Youngsters squealed with delight as they zipped down hills on sleds, tires and plastic disks, some going airborne over a bump on one particularly steep slope. A man shoveled snow into a pickup truck to take back to his family in Chula Vista. A San Diego grandmother helped her granddaughter build a snowman. A woman glided across a snowy field on cross-country skis, while a pair of youngsters engaged in a vigorous snowball fight.
|San Diego family builds a snowman|
The sun shined through a veil of white-coated trees, sending a cascade of powdery snow downward--along with one large chunk of ice that landed on my head with a resounding thud as I shot photos off a wooden platform. I stopped in a gift store atop Mount Laguna, where icicles rimmed the lodge and ice crunched beneath my feat. Later, I pulled off onto a desert overlook for a breath-taking vista of the Anza-Borrego desert valley with snow-coated slopes above. A lone hiker and his dog took in the wilderness panorama.
Getting to Julian proved a challenge, since Sunrise Highway was closed off at one end. So I back-tracked to Pine Valley and picked up Old Highway 80 through Guatay with its quaint wood and stone buildings including an old-time store complete with wooden Indian out front. After merging onto Highway 79, I discovered a pristine paradise at Lake Cuyamaca. A thin sheen of ice transformed the water into a glimmering surface, except for the boats moored near a dock. Feather-like clouds in the sky mirrored tufts and mounds of snow below in a picture postcard perfect setting. Across the road, an alpine village nestled on a snowy slope, exuding character and charm.
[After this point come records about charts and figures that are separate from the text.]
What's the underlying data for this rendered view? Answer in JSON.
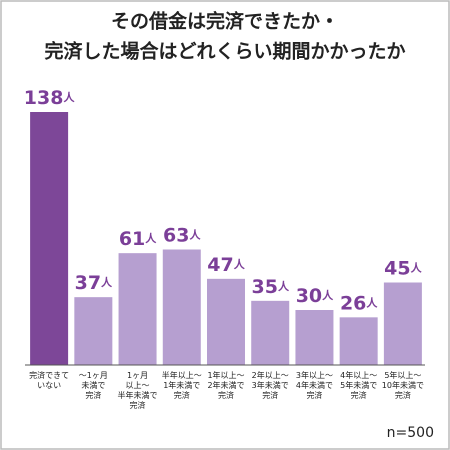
{
  "chart_data": {
    "type": "bar",
    "title": [
      "その借金は完済できたか・",
      "完済した場合はどれくらい期間かかったか"
    ],
    "categories": [
      "完済できて\nいない",
      "～1ヶ月\n未満で\n完済",
      "1ヶ月\n以上～\n半年未満で\n完済",
      "半年以上～\n1年未満で\n完済",
      "1年以上～\n2年未満で\n完済",
      "2年以上～\n3年未満で\n完済",
      "3年以上～\n4年未満で\n完済",
      "4年以上～\n5年未満で\n完済",
      "5年以上～\n10年未満で\n完済"
    ],
    "values": [
      138,
      37,
      61,
      63,
      47,
      35,
      30,
      26,
      45
    ],
    "value_labels": [
      "138人",
      "37人",
      "61人",
      "63人",
      "47人",
      "35人",
      "30人",
      "26人",
      "45人"
    ],
    "colors": [
      "#7d4798",
      "#b69fd0",
      "#b69fd0",
      "#b69fd0",
      "#b69fd0",
      "#b69fd0",
      "#b69fd0",
      "#b69fd0",
      "#b69fd0"
    ],
    "note": "n=500"
  }
}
In Julian, the historic Julian hotel was decked out in holiday trimmings. No visit to Julian would be complete without a trip to Mom's for apple pie and hot cider, despite a line that wrapped out the door and down the block. Needing to rationalize taking a "snow day" off just for fun, I decided to do some holiday shopping. So I stopped in a shop on Main Street and bought an amethyst necklace for my niece and some sweet orange soap for another family member. I also visited with some other merchants to let them know about East County Magazine's upcoming "Meals, Deals and Steals" section. Several proved interested in advertising, assuaging my guilt at taking a day off work. I snapped some more photos in the vicinity, from cozy cabins to the historic Julian library perched on a hill like a sentinel from a bygone era.
|golden oak leaves in snow at Cuyamaca|
All too soon, it was time to head back home, watching the sunset in a fiery pink-orange blaze as I wound my way back down the mountain. By the next day, CHP had closed off access to Julian and Mount Laguna as traffic gridlocked; if you plan to visit, it's best to take your own "snow day" and head up on a weekday. Fortunately, weather forecasts predict another storm coming soon, virtually assuring a white Christmas--and maybe even a white New Year--in East County's mountains. Enjoy!